“Those who wish to be first,
shall be the last of all and the servant of all.”
Taking a child, he placed it in their midst,
and putting his arms around it, he said to them,
“Whoever receives one child such as this in my name, receives me;
and whoever receives me,
receives not me but the One who sent me.”
MK 9: 30-37
Despite all that they have seen and heard, the disciples are still clueless when it comes to Jesus' mission and vision. They have walked with him, talked with him, prayed with him, listened to his teachings, witnessed his miracles, and yet they still bicker over their own ambitions. Afraid to question him about his predictions regarding his passion and resurrection, instead they resort to arguing over who is the greatest. While Jesus speaks of the Cross, they are imagining their own glory. Though he has openly told them that he will be "handed over," be rejected by the religious establishment, made to suffer greatly, be put to death and rise from the dead, they are preoccupied with being "Number One." We hear in our second reading that
Where jealousy and selfish ambition exist, there is disorder and every foul practice"
(Jas 3:16). How disappointed Jesus must be that his chosen followers are opening themselves to their worst inclinations, that they are thinking more about their own status than the dreadful events lying ahead of him!

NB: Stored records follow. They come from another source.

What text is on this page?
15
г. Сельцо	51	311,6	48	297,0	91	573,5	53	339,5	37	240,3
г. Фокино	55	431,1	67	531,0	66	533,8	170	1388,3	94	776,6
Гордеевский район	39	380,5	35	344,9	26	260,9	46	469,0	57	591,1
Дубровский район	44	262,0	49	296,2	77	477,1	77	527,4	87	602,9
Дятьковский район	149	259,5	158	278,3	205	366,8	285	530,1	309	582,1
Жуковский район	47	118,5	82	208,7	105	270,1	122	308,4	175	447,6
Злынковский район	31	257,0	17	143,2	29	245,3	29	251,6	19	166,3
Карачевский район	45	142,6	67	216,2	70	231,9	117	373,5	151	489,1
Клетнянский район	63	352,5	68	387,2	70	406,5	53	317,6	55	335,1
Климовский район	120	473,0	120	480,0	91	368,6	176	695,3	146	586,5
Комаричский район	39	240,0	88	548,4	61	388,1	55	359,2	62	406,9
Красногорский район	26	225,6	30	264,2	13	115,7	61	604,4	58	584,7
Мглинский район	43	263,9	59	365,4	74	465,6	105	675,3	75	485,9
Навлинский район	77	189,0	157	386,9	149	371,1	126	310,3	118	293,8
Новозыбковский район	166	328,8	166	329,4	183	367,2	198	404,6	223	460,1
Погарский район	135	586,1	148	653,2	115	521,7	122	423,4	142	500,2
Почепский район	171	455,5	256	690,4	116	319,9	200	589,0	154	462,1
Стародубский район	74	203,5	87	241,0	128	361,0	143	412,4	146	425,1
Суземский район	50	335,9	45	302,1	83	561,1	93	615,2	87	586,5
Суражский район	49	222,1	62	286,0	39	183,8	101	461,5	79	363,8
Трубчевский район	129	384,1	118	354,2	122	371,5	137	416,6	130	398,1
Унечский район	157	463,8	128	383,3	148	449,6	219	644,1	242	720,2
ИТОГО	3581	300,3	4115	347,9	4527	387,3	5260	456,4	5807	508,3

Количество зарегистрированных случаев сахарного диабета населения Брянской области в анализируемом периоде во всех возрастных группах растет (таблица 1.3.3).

It is the child who represents the transformation of consciousness that Jesus expects of his disciples. While the Twelve exhibit the old consciousness of selfishness and greed, the archetypal child is unschooled in the ways of the world, still innocent enough to remember The Garden of Eden and what it was like to walk with God. In his poem,
Ode on Intimations of Immortality,
the English poet William Wordsworth explains how each of us comes from God who is our home
"trailing clouds of glory"
"Heaven lies about us in our infancy!"
but as we grow, so does the prison-house around us, because we begin to imitate the egotistical attitudes and behaviors of our elders. As we age, all we are left with are shadowy recollections of grace. Clearly, this is what has happened to the Twelve: worldly values occupy their thoughts, promoting rivalry, jealousy and anger amongst them. Their ambition blocks them from seeing Jesus' mission and from understanding the cosmic spiritual drama in which they are participating.
And what of us? If the Kingdom of God belongs to the little ones who can still see celestial light, what must we do to recover spiritual sight, to see as God sees? What are the veils that obscure the Presence of God which is all around us, above us, beneath us, to the side of us, behind us, ahead of us? What are the cracked mirrors that distort our reflections, making us imagine that worldly acclaim and material possessions will make us "bigger and better" than we are? Or that make us see ourselves as small, insignificant, unattractive and generally useless? What is the magnifying glass that keeps us fixated on others' faults while ignoring our own moral failures? We need to see ourselves and others as God sees -- through the transforming Light that can heal all ills, mend all imperfections, soothe all fears and restore the Dream-- God's Dream.
FOOD FOR THOUGHT
- To what extent have you retained "the clouds of glory" that accompanied you into this world?
- What factors disconnect you from these "clouds of glory"?
- What changes need to happen for you to recover the gift of spiritual sight?